6. Virtualization Moves Beyond x86—In 2010, more users will be able to benefit from virtualization as competition increases among providers. Not only will Hyper-V provide added functionality with Windows Server 2008 R2, IBM will likely have continued support with AIX. In 2010, it will be clear that users can leverage all flavors of virtualization—not just x86. As virtualization becomes even more widespread and prolific, users will need to implement strategies and technologies that help them to manage the entire IT infrastructure—whether physical or virtual—in a robust, yet simplified and user-friendly way.
7. Cloud Storage Catches On—As a growing number of enterprises look for ways to improve storage efficiency and reduce management complexity of their growing environments, they look to leverage storage-architecture designs already deployed by storage service and public cloud providers. Most will begin to recognize the combination of commodity hardware infrastructure and value-added software as the best approach to deliver storage to the business but will need to decide between public, private, or hybrid models. In evaluating their options, enterprise storage managers must consider the cost, scalability, availability, manageability, and performance of any solution that will serve as the foundation for file-based storage services.

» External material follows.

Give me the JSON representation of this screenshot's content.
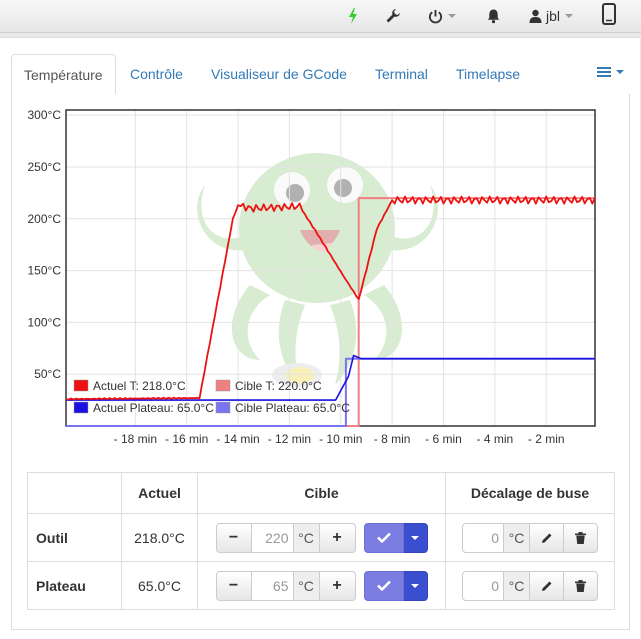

8. Cloud Storage Drives Data Management—The continued move toward cloud storage over the next year will drive enterprise organizations to implement more effective data-management tools and strategies. While users can leverage cloud computing to ensure enhanced application performance and availability, there are also inherent risks that administrators will need to address to leverage this flexibility.
9. Organizations Can No Longer Procrastinate ‘Going Green’—In 2009, organizations began to shift from implementing ‘green’ technologies primarily for cost-reduction purposes, to a more balanced awareness of also improving the organization’s environmental standing. In 2010, these two drivers will push most enterprise organizations to implement a ‘green’ strategy. IT decision makers are increasingly justifying green IT solutions by more than cost and IT efficiency benefits. They're now looking to a number of factors such as reducing electricity consumption, cooling costs, and corporate pressure to be ‘green.’